We have been told that nothing comes easy in life. Likewise, on job hunting, good things do take time and when that moment comes, savor it for there is no doubt that it is well-deserved. However, it is difficult to absorb those lines after multiple rejections during a job application. Before you start blaming the heavens or even PNoy, take a step back, let’s redo your battle plan and read how you can surpass your job hunting!


1. When the phone and email stay dead:

You are starting to wonder once you send your resume and it goes straight to Bermuda Triangle. Here are the possible culprits:


a. Resume:

This serves as your key to the door, so it has to be short, precise and informative as possible. I strongly suggest a 1-page resume, but, if it is not possible, try to make it 2 pages. Do not include ALL the seminars and training you have attended. Choose which are suited for the job opening that you are applying. For tips, you can check it out here.



b. Cover Letter:

Honestly, I skip on a cover letter that sounds too generic. Do some research about the company and add bits and pieces in your letter. Remember, it is not entirely about your skills (which can be found on your resume), but on how you can be a perfect addition to them. Make it cohesive. Oh, and do not mention to feel free to call you at any time if you cannot pick up the phone, state a time which will be the best to call you, it is greatly appreciated.


c. Where you send your application:

Do not go crazy and go “Bahala na” in your application. If you are under-qualified, do not send your resume anymore. Overqualified? State the reason in your cover letter why you are interested in the said job. Here are some ideas on where you can send your resume.


2. When the phone does ring but no actual interview:

You manage to get a phone interview, you thought you did great but, you have not received any positive feedback. What could have possibly happened?



a. Sounding too nervous or casual:

Remember, no matter how casual the phone interview may seem, always be on your toes for it is an interview. Do not be too relaxed and imagine that you are in an actual interview. Too nervous? Check out some tips here on how to be a pro in interviews.


b. Your location:

Is the connection bad? Are you in a public area? Is it the time of the day when the roosters and the dogs are having a concert? Noise and other distractions should absolutely be avoided. You might be accustomed to it, but the interviewer may not. You can inform the interviewer nicely to call back if it is not a good time to call.


c. Rescheduling too often:

In rescheduling a phone interview, you do not have to elaborate much on your reason but, when you mention a date and time, make sure that you are glued to your phone and ready to answer the call.

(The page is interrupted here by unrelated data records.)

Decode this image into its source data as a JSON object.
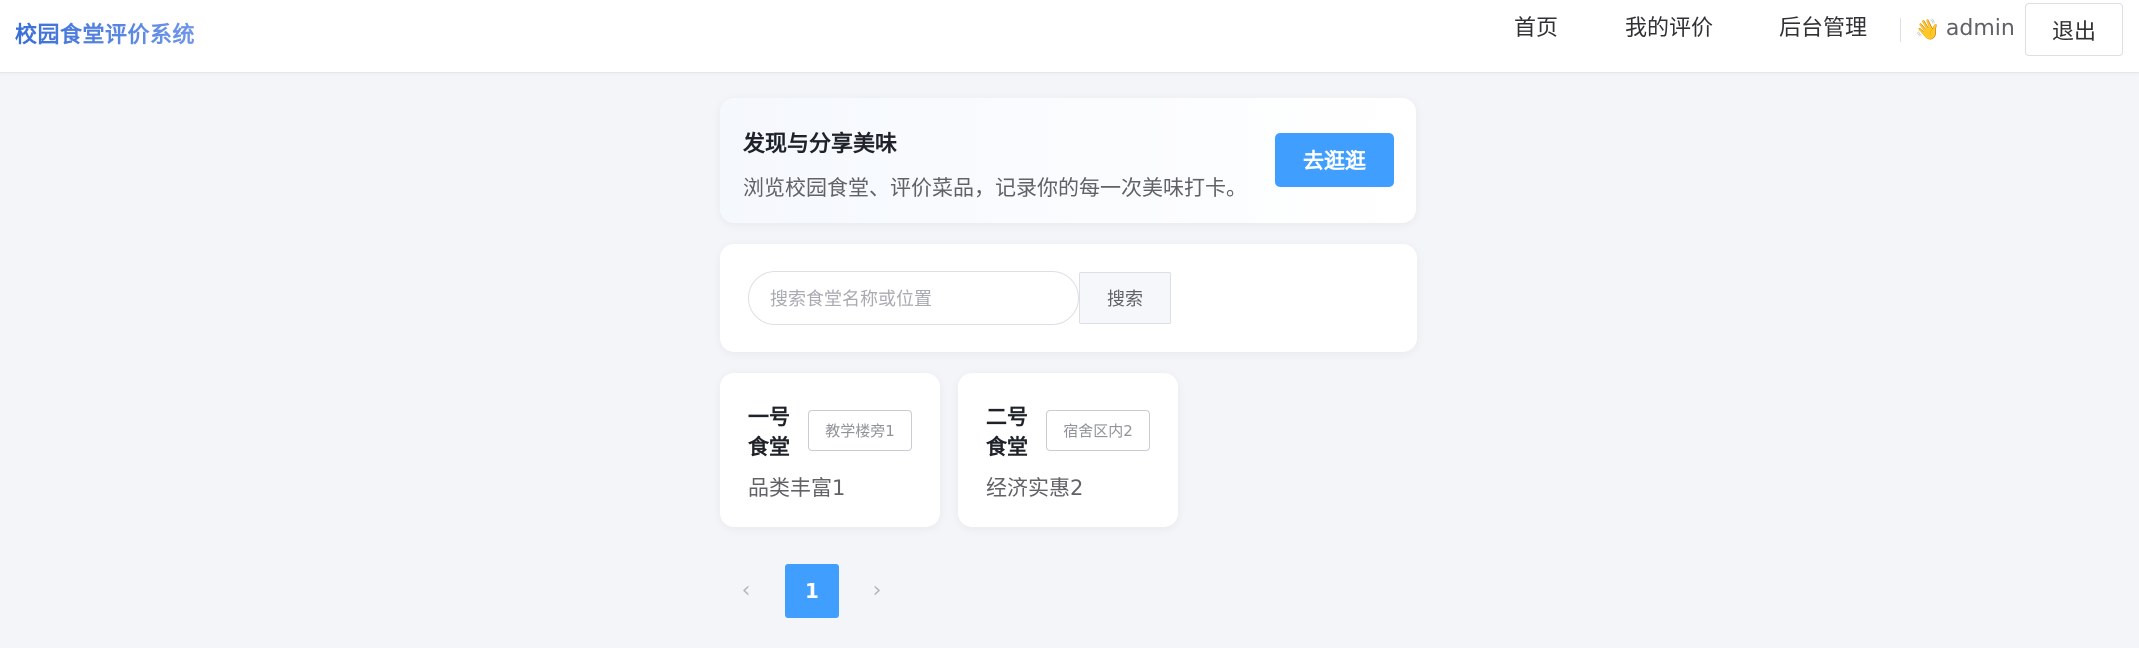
{
  "header": {
    "brand": "校园食堂评价系统",
    "nav": [
      {
        "label": "首页"
      },
      {
        "label": "我的评价"
      },
      {
        "label": "后台管理"
      }
    ],
    "user": {
      "icon": "waving-hand-icon",
      "glyph": "👋",
      "name": "admin"
    },
    "logout_label": "退出"
  },
  "hero": {
    "title": "发现与分享美味",
    "subtitle": "浏览校园食堂、评价菜品，记录你的每一次美味打卡。",
    "button_label": "去逛逛"
  },
  "search": {
    "placeholder": "搜索食堂名称或位置",
    "value": "",
    "button_label": "搜索"
  },
  "canteens": [
    {
      "name": "一号食堂",
      "location": "教学楼旁1",
      "description": "品类丰富1"
    },
    {
      "name": "二号食堂",
      "location": "宿舍区内2",
      "description": "经济实惠2"
    }
  ],
  "pagination": {
    "prev_icon": "chevron-left-icon",
    "next_icon": "chevron-right-icon",
    "current_page": "1"
  },
  "colors": {
    "accent": "#409eff",
    "brand_gradient_start": "#3a6fd8",
    "brand_gradient_end": "#6f96e8",
    "background": "#f3f5f9"
  }
}
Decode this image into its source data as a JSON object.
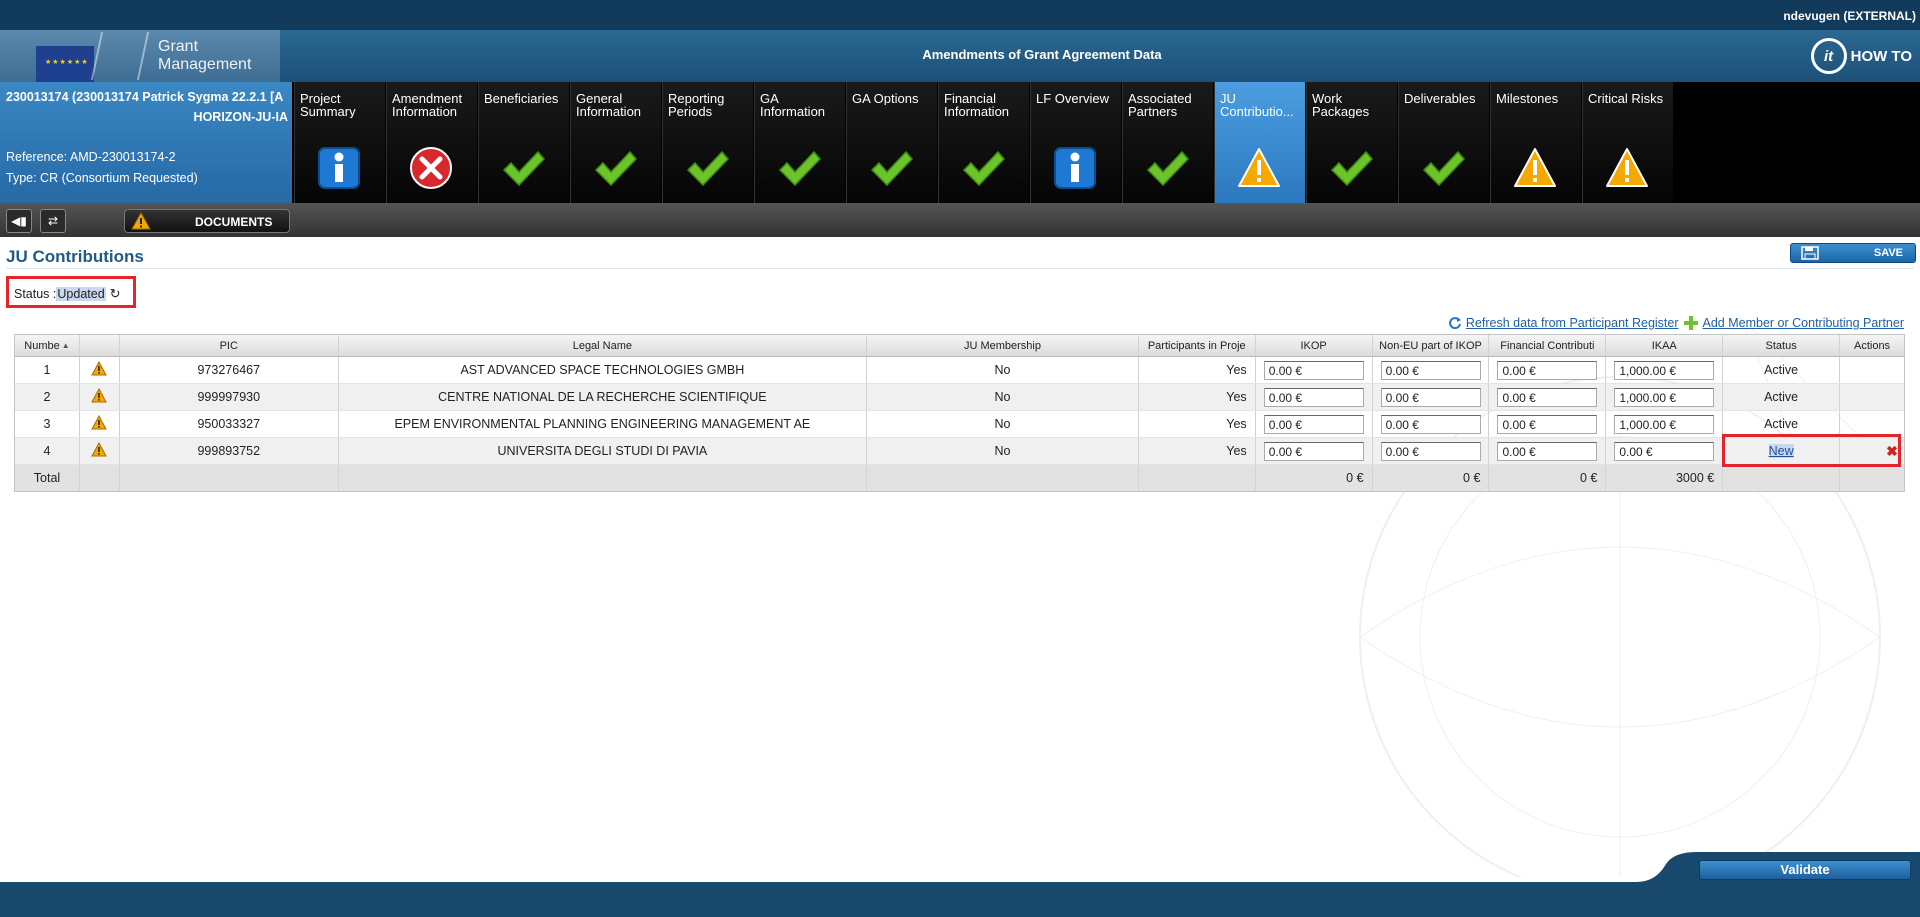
{
  "user": "ndevugen (EXTERNAL)",
  "header": {
    "brand_line1": "Grant",
    "brand_line2": "Management",
    "title": "Amendments of Grant Agreement Data",
    "howto": "HOW TO"
  },
  "project": {
    "line1": "230013174 (230013174 Patrick Sygma 22.2.1 [A",
    "line2": "HORIZON-JU-IA",
    "reference": "Reference: AMD-230013174-2",
    "type": "Type: CR (Consortium Requested)"
  },
  "tabs": [
    {
      "label": "Project\nSummary",
      "icon": "info",
      "active": false
    },
    {
      "label": "Amendment\nInformation",
      "icon": "error",
      "active": false
    },
    {
      "label": "Beneficiaries",
      "icon": "check",
      "active": false
    },
    {
      "label": "General\nInformation",
      "icon": "check",
      "active": false
    },
    {
      "label": "Reporting\nPeriods",
      "icon": "check",
      "active": false
    },
    {
      "label": "GA\nInformation",
      "icon": "check",
      "active": false
    },
    {
      "label": "GA Options",
      "icon": "check",
      "active": false
    },
    {
      "label": "Financial\nInformation",
      "icon": "check",
      "active": false
    },
    {
      "label": "LF Overview",
      "icon": "info",
      "active": false
    },
    {
      "label": "Associated\nPartners",
      "icon": "check",
      "active": false
    },
    {
      "label": "JU\nContributio...",
      "icon": "warning",
      "active": true
    },
    {
      "label": "Work\nPackages",
      "icon": "check",
      "active": false
    },
    {
      "label": "Deliverables",
      "icon": "check",
      "active": false
    },
    {
      "label": "Milestones",
      "icon": "warning",
      "active": false
    },
    {
      "label": "Critical Risks",
      "icon": "warning",
      "active": false
    }
  ],
  "toolbar": {
    "documents": "DOCUMENTS"
  },
  "page": {
    "title": "JU Contributions",
    "save": "SAVE",
    "status_label": "Status :",
    "status_value": "Updated",
    "refresh_link": "Refresh data from Participant Register",
    "add_link": "Add Member or Contributing Partner"
  },
  "table": {
    "headers": {
      "number": "Numbe",
      "pic": "PIC",
      "legal_name": "Legal Name",
      "ju_membership": "JU Membership",
      "participates": "Participants in Proje",
      "ikop": "IKOP",
      "non_eu_ikop": "Non-EU part of IKOP",
      "financial": "Financial Contributi",
      "ikaa": "IKAA",
      "status": "Status",
      "actions": "Actions"
    },
    "rows": [
      {
        "num": "1",
        "pic": "973276467",
        "name": "AST ADVANCED SPACE TECHNOLOGIES GMBH",
        "member": "No",
        "part": "Yes",
        "ikop": "0.00 €",
        "noneu": "0.00 €",
        "fin": "0.00 €",
        "ikaa": "1,000.00 €",
        "status": "Active"
      },
      {
        "num": "2",
        "pic": "999997930",
        "name": "CENTRE NATIONAL DE LA RECHERCHE SCIENTIFIQUE",
        "member": "No",
        "part": "Yes",
        "ikop": "0.00 €",
        "noneu": "0.00 €",
        "fin": "0.00 €",
        "ikaa": "1,000.00 €",
        "status": "Active"
      },
      {
        "num": "3",
        "pic": "950033327",
        "name": "EPEM ENVIRONMENTAL PLANNING ENGINEERING MANAGEMENT AE",
        "member": "No",
        "part": "Yes",
        "ikop": "0.00 €",
        "noneu": "0.00 €",
        "fin": "0.00 €",
        "ikaa": "1,000.00 €",
        "status": "Active"
      },
      {
        "num": "4",
        "pic": "999893752",
        "name": "UNIVERSITA DEGLI STUDI DI PAVIA",
        "member": "No",
        "part": "Yes",
        "ikop": "0.00 €",
        "noneu": "0.00 €",
        "fin": "0.00 €",
        "ikaa": "0.00 €",
        "status": "New",
        "action": "✖"
      }
    ],
    "total": {
      "label": "Total",
      "ikop": "0 €",
      "noneu": "0 €",
      "fin": "0 €",
      "ikaa": "3000 €"
    }
  },
  "footer": {
    "validate": "Validate"
  },
  "colors": {
    "accent": "#1f5a88",
    "highlight_border": "#e3242b",
    "check_green": "#6cc32a",
    "warning_yellow": "#f5a800",
    "error_red": "#d9272e",
    "info_blue": "#1f78d1"
  }
}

 3. When there is no feedback after the actual interview:

The “almost there” feeling is worse, and it’s 10x worse when it happens frequently. Like, “going to the supermarket and the cashier counter closes when it is your turn” worse. Let’s check on the things you can improve:


a. Your interview attire:

They DO check your appearance. A client informed me before that especially when the job requires precision, how can they entrust this to someone who does not even bother to press his clothes? Be in your best interview outfit all the time, no matter how casual the job or the office may look like.


b. Tardiness:

Traffic is like rice in our meal. It is always constant and it is not going anywhere. Therefore, it is not a reasonable excuse. If you are running late, do inform the interviewer.


c. Being unprepared:

I know that we like to maximize our job hunt by scheduling multiple interviews in a day. And that is okay. What is not is being clueless about the company and the position you applied for. Do your homework right before you step into their reception area. If you need some practice for the actual interview, check out our tips to help you out.


It is recommended to evaluate the factors you can improve so you can do better in the next interview. And, we do hope that you will receive the much-awaited job offer afterward. Good luck!